Il tema della mente «non umana» ha sempre affascinato scienziati e filosofi. A partire da René Descartes, che aveva delimitato nettamente i confini fra uomo e animale, sancendo per quest’ultimo il solo dominio delle cose misurabili (res extensa), a differenza dell’essere umano a cui, sempre secondo Descartes, spettava il privilegio del «cogito». Di avviso diametralmente contrario fu Charles Darwin, nel suo libro L’espressione delle emozioni nell’uomo e nell’animale pubblicato nel 1872. Solo a partire dagli anni Settanta si è ricominciato a parlare di «mente animale», grazie alla nascita delle scienze cognitive e la conseguente formulazione di ipotesi sui processi elaborativi. Tutto questo grazie all’etologo Donald Griffin.
In seguito, la primatologia degli ultimi trent’anni ha contribuito parecchio nello studio della mente animale, in particolare per quanto attiene alle aree della consapevolezza, della comunicazione, della messa a punto di adeguati strumenti e del loro uso. Si è dunque iniziato a comprendere che, come per i sensi, non è corretto approfondire la cognizione animale usando l’essere umano come termine di paragone, perché ogni specie ha sviluppato un «profilo performativo peculiare»: bisogna dunque pensare alla mente non umana in modo plurale in quanto le diverse intelligenze delle varie specie non sono sovrapponibili, non essendo state plasmate dagli stessi selettori.
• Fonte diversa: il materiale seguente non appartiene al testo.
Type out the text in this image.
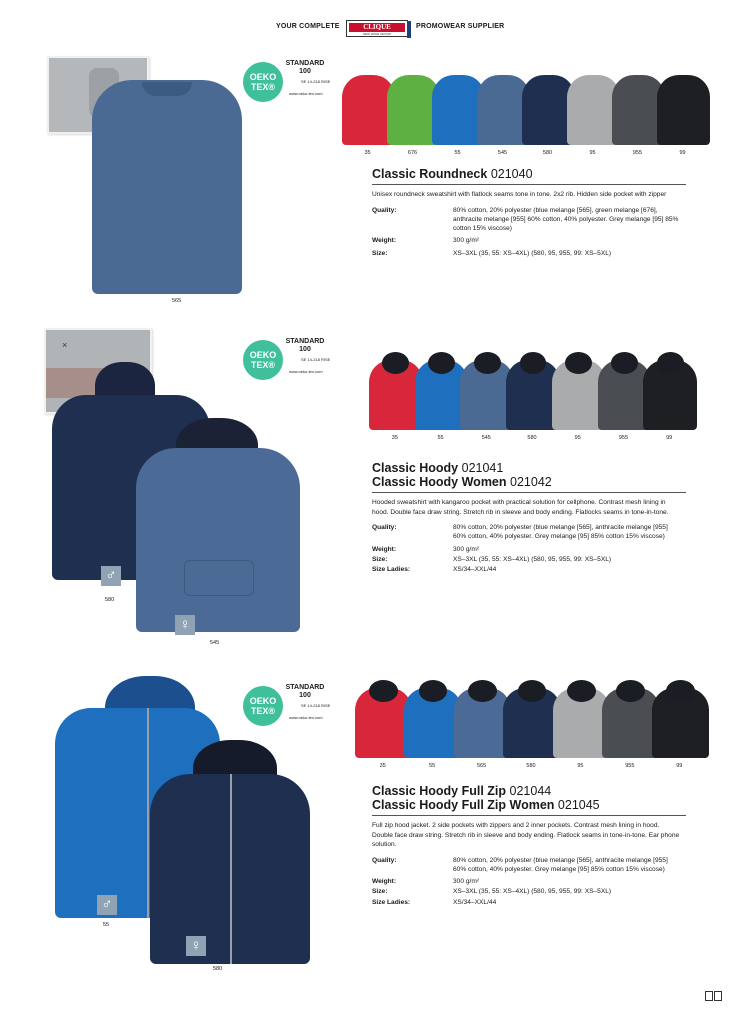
YOUR COMPLETE	CLIQUE
NEW WAVE GROUP
PROMOWEAR SUPPLIER
565
OEKO TEX®
STANDARD 100
SE 14-218 RISE
www.oeko-tex.com
35	676	55	545	580	95	955	99
Classic Roundneck 021040
Unisex roundneck sweatshirt with flatlock seams tone in tone. 2x2 rib. Hidden side pocket with zipper
Quality:	80% cotton, 20% polyester (blue melange [565], green melange [676], anthracite melange [955] 60% cotton, 40% polyester. Grey melange [95] 85% cotton 15% viscose)
Weight:	300 g/m²
Size:	XS–3XL (35, 55: XS–4XL) (580, 95, 955, 99: XS–5XL)
×
♂
♀
580
545
OEKO TEX®
STANDARD 100
SE 14-218 RISE
www.oeko-tex.com
35	55	545	580	95	955	99
Classic Hoody 021041
Classic Hoody Women 021042
Hooded sweatshirt with kangaroo pocket with practical solution for cellphone. Contrast mesh lining in hood. Double face draw string. Stretch rib in sleeve and body ending. Flatlocks seams in tone-in-tone.
Quality:	80% cotton, 20% polyester (blue melange [565], anthracite melange [955] 60% cotton, 40% polyester. Grey melange [95] 85% cotton 15% viscose)
Weight:	300 g/m²
Size:	XS–3XL (35, 55: XS–4XL) (580, 95, 955, 99: XS–5XL)
Size Ladies:	XS/34–XXL/44
♂
♀
55
580
OEKO TEX®
STANDARD 100
SE 14-218 RISE
www.oeko-tex.com
35	55	565	580	95	955	99
Classic Hoody Full Zip 021044
Classic Hoody Full Zip Women 021045
Full zip hood jacket. 2 side pockets with zippers and 2 inner pockets. Contrast mesh lining in hood. Double face draw string. Stretch rib in sleeve and body ending. Flatlock seams in tone-in-tone. Ear phone solution.
Quality:	80% cotton, 20% polyester (blue melange [565], anthracite melange [955] 60% cotton, 40% polyester. Grey melange [95] 85% cotton 15% viscose)
Weight:	300 g/m²
Size:	XS–3XL (35, 55: XS–4XL) (580, 95, 955, 99: XS–5XL)
Size Ladies:	XS/34–XXL/44
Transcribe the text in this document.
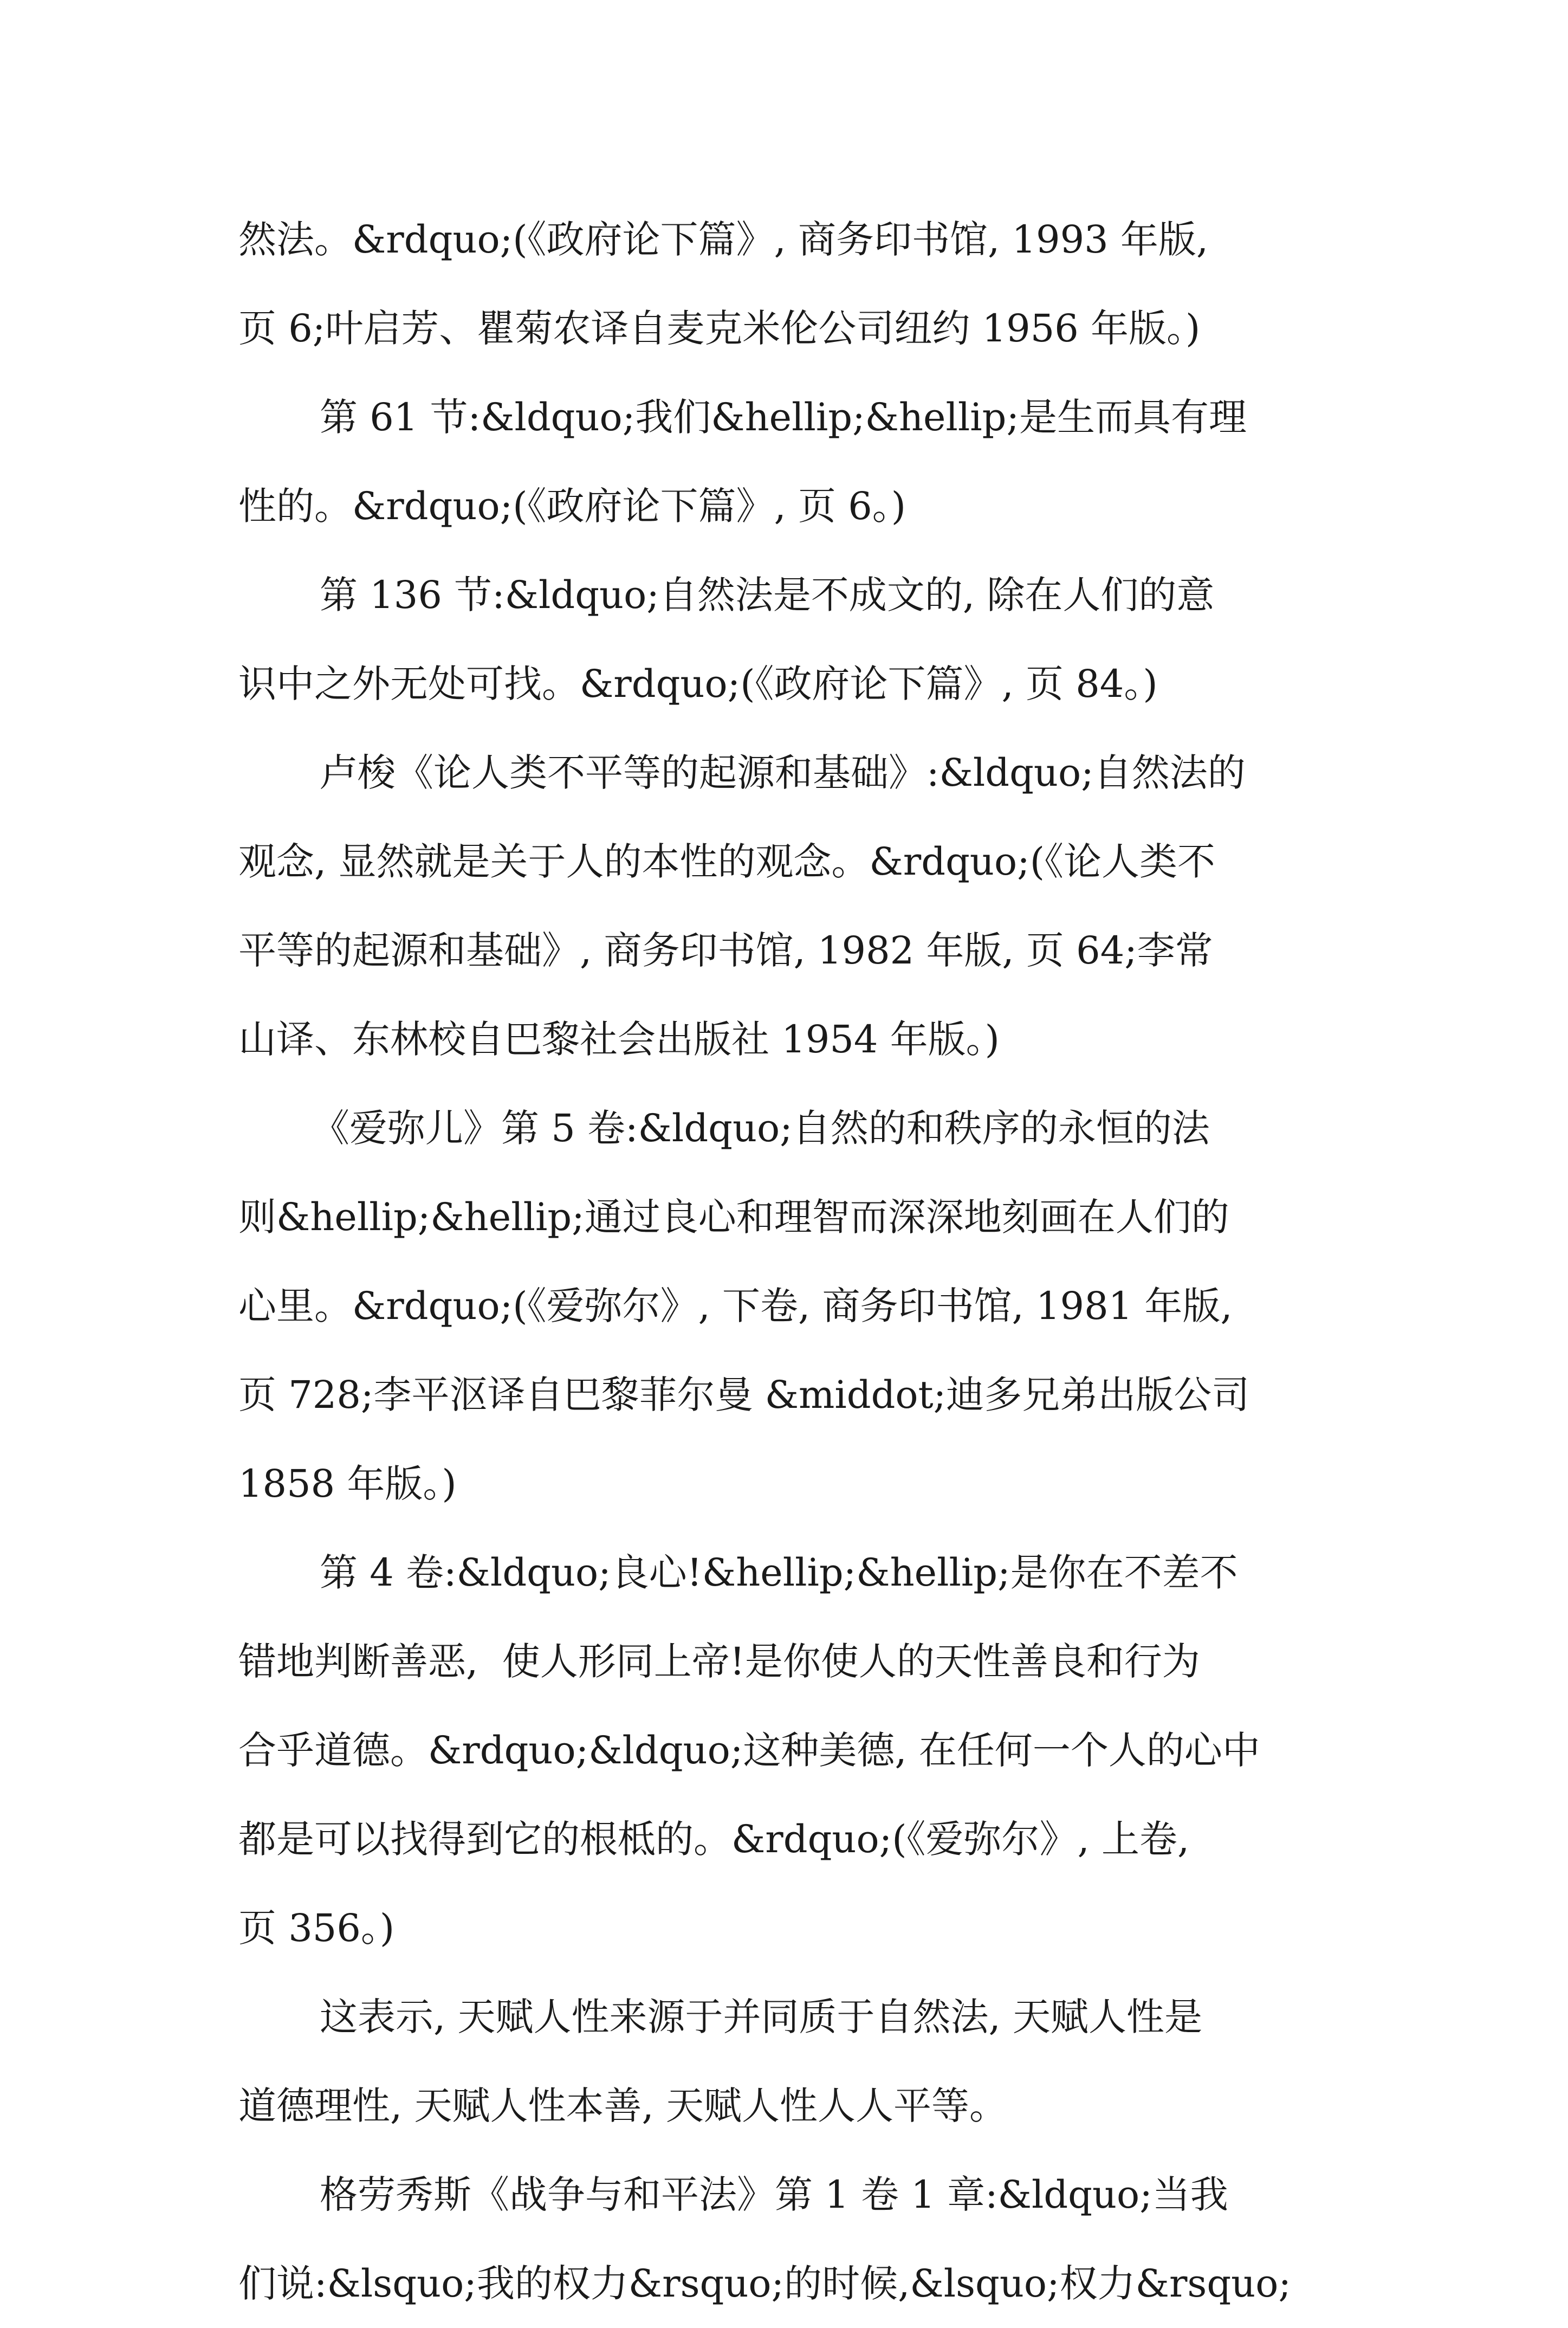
然法。&rdquo;(《政府论下篇》, 商务印书馆, 1993 年版,
页 6;叶启芳、瞿菊农译自麦克米伦公司纽约 1956 年版。)
第 61 节:&ldquo;我们&hellip;&hellip;是生而具有理
性的。&rdquo;(《政府论下篇》, 页 6。)
第 136 节:&ldquo;自然法是不成文的, 除在人们的意
识中之外无处可找。&rdquo;(《政府论下篇》, 页 84。)
卢梭《论人类不平等的起源和基础》:&ldquo;自然法的
观念, 显然就是关于人的本性的观念。&rdquo;(《论人类不
平等的起源和基础》, 商务印书馆, 1982 年版, 页 64;李常
山译、东林校自巴黎社会出版社 1954 年版。)
《爱弥儿》第 5 卷:&ldquo;自然的和秩序的永恒的法
则&hellip;&hellip;通过良心和理智而深深地刻画在人们的
心里。&rdquo;(《爱弥尔》, 下卷, 商务印书馆, 1981 年版,
页 728;李平沤译自巴黎菲尔曼 &middot;迪多兄弟出版公司
1858 年版。)
第 4 卷:&ldquo;良心!&hellip;&hellip;是你在不差不
错地判断善恶,  使人形同上帝!是你使人的天性善良和行为
合乎道德。&rdquo;&ldquo;这种美德, 在任何一个人的心中
都是可以找得到它的根柢的。&rdquo;(《爱弥尔》, 上卷,
页 356。)
这表示, 天赋人性来源于并同质于自然法, 天赋人性是
道德理性, 天赋人性本善, 天赋人性人人平等。
格劳秀斯《战争与和平法》第 1 卷 1 章:&ldquo;当我
们说:&lsquo;我的权力&rsquo;的时候,&lsquo;权力&rsquo;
Parecchi gli esempi portati a supporto di quanto sopra. Il cane, per citarne uno noto, è membro di una «specie virtuosa» nell’intelligenza sociale in quanto «capace di muoversi all’interno di prefigurazioni relazionali; poi vi sono specie più portate alla soluzione di problemi (con «intelligenza enigmistica») quali il gatto. Le specie antropomorfe sono portate all’astrazione concettuale, mentre i roditori fanno parte delle specie capaci di costruire mappe cognitive dell’ambiente. E per finire, le nocciolaie sono specie in grado di ricordare un enorme numero di riferimenti territoriali.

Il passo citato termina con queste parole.